Tuesday, March 20, 2012

She Doesn't Need Telling

David and Darwin shuffle forward.

What's this about Mr Faraday's nickname being Ziggi? says Mrs Hume. It turns out his nickname is plain Mike.

Wait a minute, says Michael Faraday. It isn't.

I thought you said it was, says Mrs Hume, exasperated.

You didn't let me finish, says Michael Faraday. I was about to point out that Mike is the more conventional nickname for someone with the name of Michael.

I don't need telling that, says Mrs Hume.

She turns to Darwin.

So who's this Ziggi you were talking about while I was in the Ladies?
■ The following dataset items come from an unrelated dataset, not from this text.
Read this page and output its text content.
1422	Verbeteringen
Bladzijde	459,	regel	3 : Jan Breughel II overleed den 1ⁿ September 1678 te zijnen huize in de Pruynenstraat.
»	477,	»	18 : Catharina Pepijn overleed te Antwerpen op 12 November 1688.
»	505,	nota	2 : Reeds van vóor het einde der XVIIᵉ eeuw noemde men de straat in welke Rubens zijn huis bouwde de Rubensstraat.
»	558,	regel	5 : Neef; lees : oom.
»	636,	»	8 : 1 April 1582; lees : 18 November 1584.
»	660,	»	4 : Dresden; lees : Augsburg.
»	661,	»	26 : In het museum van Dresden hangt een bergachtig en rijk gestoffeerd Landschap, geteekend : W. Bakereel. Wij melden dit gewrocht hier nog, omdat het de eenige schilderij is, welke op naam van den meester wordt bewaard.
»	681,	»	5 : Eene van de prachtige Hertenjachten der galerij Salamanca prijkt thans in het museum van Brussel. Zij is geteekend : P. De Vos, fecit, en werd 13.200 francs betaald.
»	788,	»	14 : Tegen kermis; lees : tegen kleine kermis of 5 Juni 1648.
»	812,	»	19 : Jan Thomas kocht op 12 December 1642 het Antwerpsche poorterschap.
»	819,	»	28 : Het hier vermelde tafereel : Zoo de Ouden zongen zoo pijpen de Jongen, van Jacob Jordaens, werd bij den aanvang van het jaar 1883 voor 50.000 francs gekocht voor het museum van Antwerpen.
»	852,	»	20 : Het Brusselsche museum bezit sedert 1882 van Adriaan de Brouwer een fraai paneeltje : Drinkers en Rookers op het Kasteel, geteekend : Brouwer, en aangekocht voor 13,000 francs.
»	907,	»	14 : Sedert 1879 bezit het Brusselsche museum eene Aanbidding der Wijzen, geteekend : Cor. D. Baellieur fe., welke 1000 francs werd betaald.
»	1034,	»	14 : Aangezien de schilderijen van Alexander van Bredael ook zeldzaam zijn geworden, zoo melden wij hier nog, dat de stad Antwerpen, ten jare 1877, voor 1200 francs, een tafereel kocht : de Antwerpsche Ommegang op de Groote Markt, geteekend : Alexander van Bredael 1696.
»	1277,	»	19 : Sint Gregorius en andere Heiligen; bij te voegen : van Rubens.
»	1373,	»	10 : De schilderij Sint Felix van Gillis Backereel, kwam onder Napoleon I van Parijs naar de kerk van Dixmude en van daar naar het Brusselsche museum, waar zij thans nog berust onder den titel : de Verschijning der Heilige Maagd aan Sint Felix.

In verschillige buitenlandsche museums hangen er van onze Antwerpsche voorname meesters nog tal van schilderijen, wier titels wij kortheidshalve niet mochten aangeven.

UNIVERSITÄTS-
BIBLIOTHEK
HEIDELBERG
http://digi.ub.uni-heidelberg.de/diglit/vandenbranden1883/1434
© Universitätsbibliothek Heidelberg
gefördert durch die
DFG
Darwin is not sure whether to come clean. He looks at David.

David shakes his head.

Perhaps it's a coincidence, says Michael Faraday, but there is a Senegalese musician by the name of Ziggi playing at the House of Africa tomorrow night. I myself intend to go. I like a spot of African dancing. Why don't you all come along? It will be a wonderful way to end the Fringe.
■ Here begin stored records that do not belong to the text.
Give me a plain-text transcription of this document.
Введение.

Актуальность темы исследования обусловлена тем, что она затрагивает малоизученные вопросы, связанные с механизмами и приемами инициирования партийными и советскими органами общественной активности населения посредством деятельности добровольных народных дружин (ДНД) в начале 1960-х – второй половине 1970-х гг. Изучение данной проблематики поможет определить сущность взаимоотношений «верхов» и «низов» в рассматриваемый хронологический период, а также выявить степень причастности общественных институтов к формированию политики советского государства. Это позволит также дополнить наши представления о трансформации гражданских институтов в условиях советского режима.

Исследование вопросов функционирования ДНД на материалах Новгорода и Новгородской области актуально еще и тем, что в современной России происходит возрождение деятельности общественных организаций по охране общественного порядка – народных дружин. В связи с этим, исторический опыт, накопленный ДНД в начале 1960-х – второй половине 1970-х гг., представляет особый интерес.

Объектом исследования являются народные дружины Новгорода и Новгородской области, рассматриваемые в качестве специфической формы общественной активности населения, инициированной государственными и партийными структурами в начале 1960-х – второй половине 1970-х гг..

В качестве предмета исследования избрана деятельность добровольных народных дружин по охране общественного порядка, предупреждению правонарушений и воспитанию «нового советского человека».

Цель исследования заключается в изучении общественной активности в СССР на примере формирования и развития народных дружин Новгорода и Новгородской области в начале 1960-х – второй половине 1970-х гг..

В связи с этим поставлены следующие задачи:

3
Most certainly, we'd love to join you, Mr Faraday. Wouldn't we, David? Wouldn't we, Mr Darwin?

Yes, says David, heavily. We would.

Indeed, says Darwin, relieved..

Well good night, Mr Faraday, says Mrs Hume. We'll see you at the House of Africa tomorrow evening. What fun!

What fun, echoes David, turning to leave.

What a lucky COINCIDENCE, says Mrs Hume. Or whatever it was, she adds, as they head towards the stairs.